The general solution to $d^2y/dx^2= 0$ is the linear function $y= ax+ b$. The solution to $d^2G/dx^2= \delta(x- x')$, then, is a "broken line: $G(x, x')= px+ q$ for $0\le x \le x'$ and $G(x, x')= rx+ s$ for $x'\le x\le 1$.
It must satisfy the boundary conditons: G(0, x')= a. Since x' must be between $0$ and $1$, $x= 0\le x'$ this is $G(0, x')= p(0)+ q= q= a$. And $G(1, x')= b$. Since $x'$ must be between $0$ and $1$, $x'\le x= 1$, this is $G(1, x')= r(1)+ s= r+ s= b$.

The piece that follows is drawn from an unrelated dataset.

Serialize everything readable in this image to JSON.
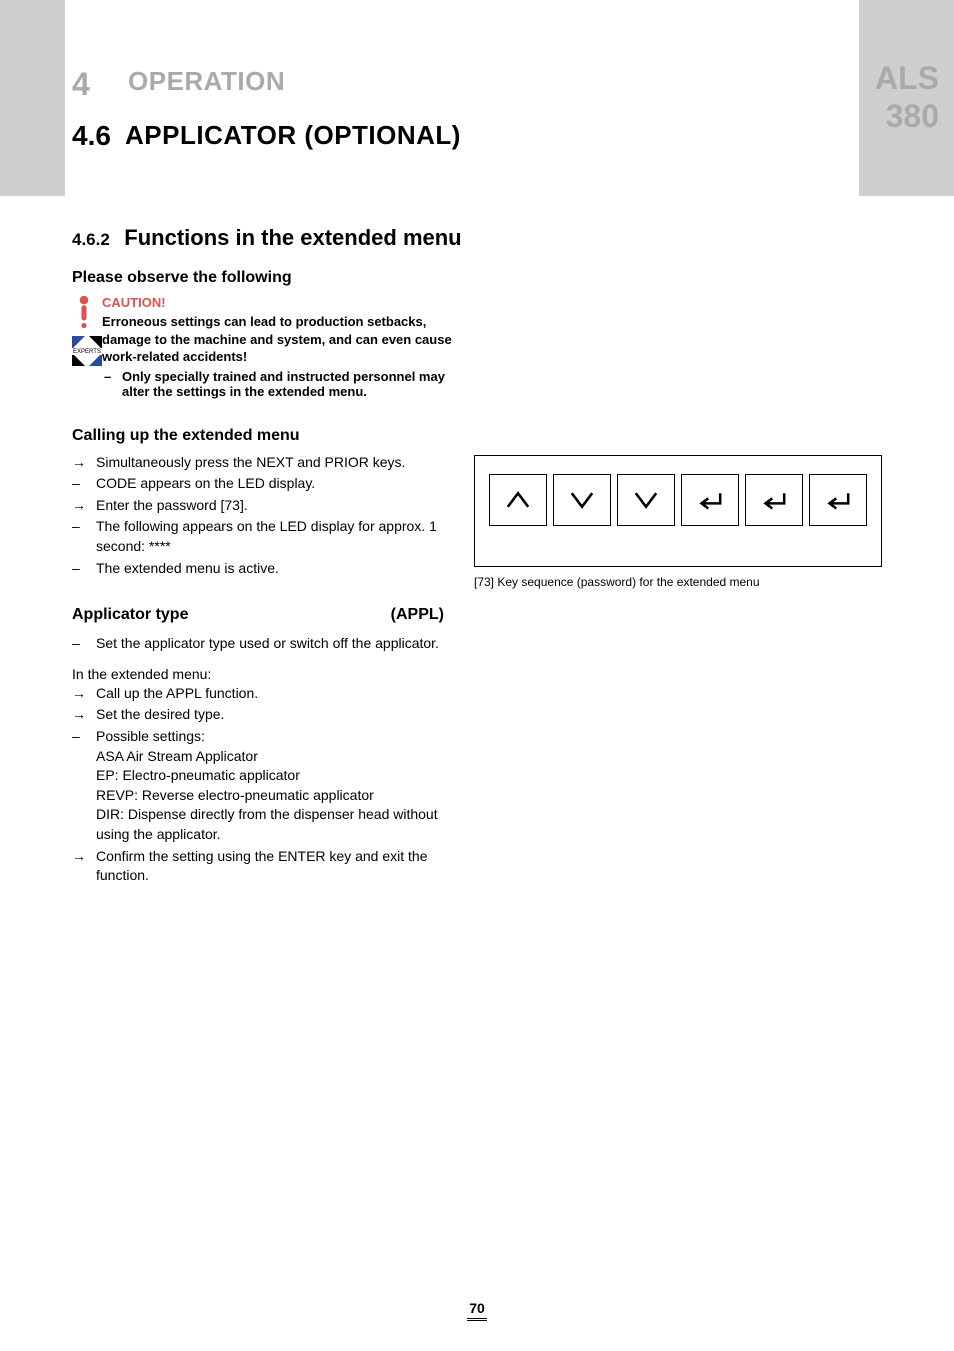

So far we have $G(x, x')= px+ a$ for $0\le x\le x'$ and $G(x, x')= rx+ (b- r)$ for $x'\le x\le 1$.
The Green's function must be continuous so the two linear parts must be equal for $x= x'$: $px'+ a= rx'+ (b- r)$. $px'= rx'+ b- r- a$ so $p= (rx'+ b- r- a)/x'$.
The Green's function is of the form $G(x, x')= (rx'+ b- r- a)(x/x')+ a$ for $0\le x\le x'$ and $G(x, x')= rx+ b- r$ for $x'\le x \le 1$.
The derivative of the Green's function has a step discontinuity of $1$ at $x= x'$. The derivative of $(rx'+ b- r- a)(x/x')$ is $(rx'+ b- r- a)/x'$ and the derivative of $rx+ b- r$ is $r$. We must have $(rx'+ b- r- a)/x'- r= (b- r- a)/x'= 1$. So $b- r- a= x'$ and $b= x'+ a+ r$.
Now $G(x,x')= (rx'+ x')(x/x')+ a= (r+ 1)x+ a$ for $0\le x\le x'$ and $G(x, x')= rx+ x'+ a+ r- r= rx+ x'+ a$ for $x'\le x\le 1$.